第八回007 TV吹替声優紹介〜第三期 ボンドガール〜
 

 第三期のボンドガールの声はバラエティに飛んでます! 清楚なお嬢様タイプから、妖艶な熟女タイプ、そして女豹のようなワイルドなタイプまで、良い娘・悪い娘・普通の娘が集合。それじゃあ、ド~ンといってみよう!!

 

 『ユア・アイズ・オンリー』のキャロル・ブーケは、ソルボンヌ大学出身の才媛で、ルイス・ブニュエル監督の『欲望のあいまいな対象』に出演して名優フェルナンド・レイにバケツで思い切り水をぶっかけた後、本作に出演。
 その声を演じたのは、ジョディ・フォスターやジュリア・ロバーツのFIXとしても知られる戸田恵子。元気な女性の声が多い彼女ですが、本作では演じるブーケのイメージに合わせて、清楚かつ芯の強さを声で表現しています。アニメの吹き替えも多い方ですが、洋画ではまったく異なる演技で、自然なせりふまわしが素晴らしい。爽やかなお色気も点数高いですよ。野沢那智氏の劇団薔薇座で活躍していた方ですから、上手いわけです。決してアンパンマンの顔は浮かんできませんから(笑)

 

 

 『オクトパシー』には、『黄金銃を持つ男』のモード・アダムズがメインのボンドガールに出世して再登場。ちょっと年齢高めのボンドガールですが、ムーア=ボンドもお歳を召したので、バランスはちょうどいいやね。エキゾチックな顔立ちと、女盗賊団の長という役柄もあって、お声のほうも、そのキャラにふさわしい方が必要です。そこで、演出を担当された小山悟さんのイチ押しにより、ベテランの来宮良子が登板! 吹替洋画の黎明期では、クールビューティのスター女優の声を多々アテていらした方です。近年はナレーションが多いので、誰もがお声を聞いたことはあるはず。低音のお声がミステリアスなムードも醸しだし、他のボンドガールとは一線を画したキャラクターとなっています。

 

 

 さて、ここからは三連発。といいますのも、全作品ともボンドガールの声が勝生真沙子なんですな。
 『美しき獲物たち』のタニヤ・ロバーツは、「チャーリーズ・エンジェル」つながりで戸田恵子になるかと思いきや、戸田氏は『ユア・アイズ…』に出演済みなので、あえてキャスティングを別にしたのかもしれません(「チャーリーズ」が別の局だったので、対抗意識みたいなものもあったかも)。彼女が登場したシーンでの、落ち着いた勝生氏の第一声は本当に素晴らしい! 吹替調ではない、スッと出る発声に驚きました。その後も、トーンが強くなりすぎず、耳に心地よいせりふ回し。
 彼女の声は高音で張りがあり、かなり個性的です。
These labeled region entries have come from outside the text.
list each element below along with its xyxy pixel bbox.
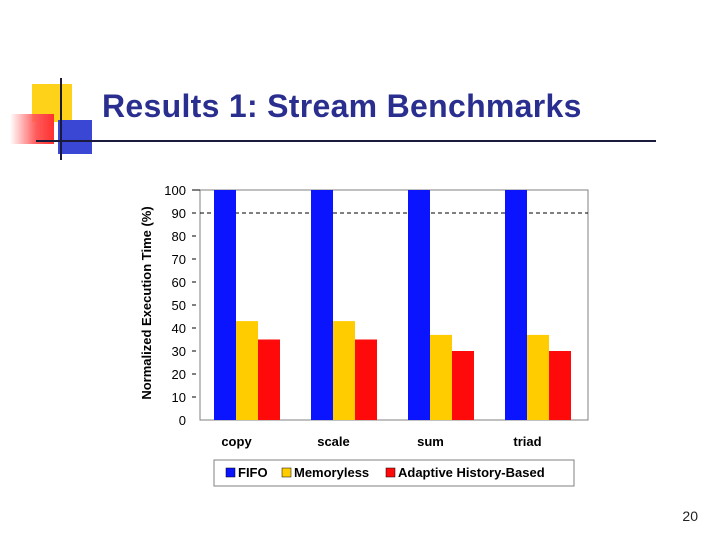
legend-swatch-adaptive-history-based: [385, 467, 396, 478]
y-tick-label-100: 100: [164, 183, 186, 198]
slide-title: Results 1: Stream Benchmarks: [102, 88, 582, 124]
plot-frame: [199, 189, 589, 421]
y-tick-label-70: 70: [172, 252, 186, 267]
legend-label-fifo: FIFO: [238, 465, 268, 480]
legend-label-adaptive-history-based: Adaptive History-Based: [398, 465, 545, 480]
bar-scale-fifo: [311, 190, 333, 420]
page-number: 20: [682, 508, 698, 524]
y-axis-title: Normalized Execution Time (%): [139, 206, 154, 399]
bar-triad-memoryless: [527, 334, 549, 420]
x-tick-label-scale: scale: [317, 434, 350, 449]
bars-layer: [214, 190, 571, 420]
legend-label-memoryless: Memoryless: [294, 465, 369, 480]
y-tick-label-90: 90: [172, 206, 186, 221]
bar-copy-memoryless: [236, 321, 258, 420]
bar-sum-adaptive-history-based: [452, 351, 474, 420]
y-tick-label-80: 80: [172, 229, 186, 244]
y-tick-label-10: 10: [172, 390, 186, 405]
y-axis: 0 10 20 30 40 50 60 70 80 90 100: [164, 183, 200, 428]
decor-vertical-line: [60, 78, 62, 160]
y-tick-label-0: 0: [179, 413, 186, 428]
y-tick-label-50: 50: [172, 298, 186, 313]
legend-swatch-fifo: [225, 467, 236, 478]
bar-copy-fifo: [214, 190, 236, 420]
y-tick-label-40: 40: [172, 321, 186, 336]
plot-area-border: [199, 189, 589, 421]
x-tick-label-copy: copy: [221, 434, 252, 449]
y-tick-label-30: 30: [172, 344, 186, 359]
x-tick-label-sum: sum: [417, 434, 444, 449]
bar-scale-memoryless: [333, 321, 355, 420]
bar-copy-adaptive-history-based: [258, 339, 280, 420]
y-tick-label-20: 20: [172, 367, 186, 382]
x-tick-label-triad: triad: [513, 434, 541, 449]
decor-blue-square: [58, 120, 92, 154]
bar-triad-adaptive-history-based: [549, 351, 571, 420]
bar-sum-fifo: [408, 190, 430, 420]
legend: FIFO Memoryless Adaptive History-Based: [213, 459, 575, 487]
legend-swatch-memoryless: [281, 467, 292, 478]
bar-sum-memoryless: [430, 334, 452, 420]
y-tick-label-60: 60: [172, 275, 186, 290]
legend-box: [213, 459, 575, 487]
title-underline: [36, 140, 656, 142]
bar-triad-fifo: [505, 190, 527, 420]
x-axis: copy scale sum triad: [221, 434, 541, 449]
decor-red-square: [10, 114, 54, 144]
bar-scale-adaptive-history-based: [355, 339, 377, 420]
そんな声でありながら、ナチュラルな喋りの演技ができるので、画面の海外女優の個性に負けない印象を残すことができるんですね。洋画吹替の世界で大活躍されているのもうなずけます。
 『リビング・デイライツ』のマリアム・ダボは、演奏家で世間知らずなキャラクターなので、もう少し軽めの演技になっています。必要以上にお色気過剰にならない点も、キャラに合っていました。
 『消されたライセンス』では、CIA局員のキャリー・ローウェルを、放送版・VHS版・機内上映版と、勝生氏は3回担当しています。機内上映版は諸事情で音源が不明のようですが、放送版・VHS版では、美人でもスパイというキャラなので、やや強いトーンで快活に演じていました。3作品を続けて観ると、同じ声でも明確に演じ分けられているのが分かって面白いですよ~。
 日曜洋画劇場版では、『リビング・デイライツ』のマリアム・ダボは深見梨加で、清楚さが感じられてこちらも良いです。『消されたライセンス』のキャリー・ローウェルは田中敦子が演じました。こちらはキャラが強く打ち出されていて、頼りになるお姉さんっぽいイメージです。

 

 

 ここからは二番手ボンドガールの声を紹介。
 『ユア・アイズ・オンリー』のリン=ホリー・ジョンソンは、当時売れっ子だった潘恵子が担当。恐らく、ボンドガール最年少設定なので、可憐な声の潘氏が選ばれたんでしょうね。ブライアン・デ・パルマ監督の出世作『キャリー』のシシー・スペイセクや、同監督の『フューリー』のエイミー・アーヴィング、『13日の金曜日完結編』のカミラ・ムーアなど、ホラー作品のスクリーム・クィーン的な活躍も何気に多い方です。

 

 

 同じく『ユア・アイズ…』から、忘れてならないのはカサンドラ・ハリス。登場して間もなくサンド・バギーに撥ねられて死んでしまう役ですが、当時の彼女はピアース・ブロスナンと結婚した直後。ボンドの妻だったんですな。そんでもって声は沢田敏子。後のMの声である。

 

 

 『美しき獲物たち』は、黒豹のようなグレイス・ジョーンズが登場。ちゃんとボンドとのベッド・インもあるので、立派なボンドガールでしょう!
 その声を演じたのは山田栄子。デビュー作は世界名作劇場の「赤毛のアン」ですが、その後はマニッシュな女性の声を担当することが多いです。アラン・ルドルフ監督の『メイド・イン・ヘブン』では男装したデブラ・ウィンガー演じる天使長の声、TVシリーズ「怪奇ゾーンへようこそ」の1エピソードでは、性転換した元・男性の声… 斜め上ですね! でもこういったキャラの声にはドンピシャではまるのが凄いんです。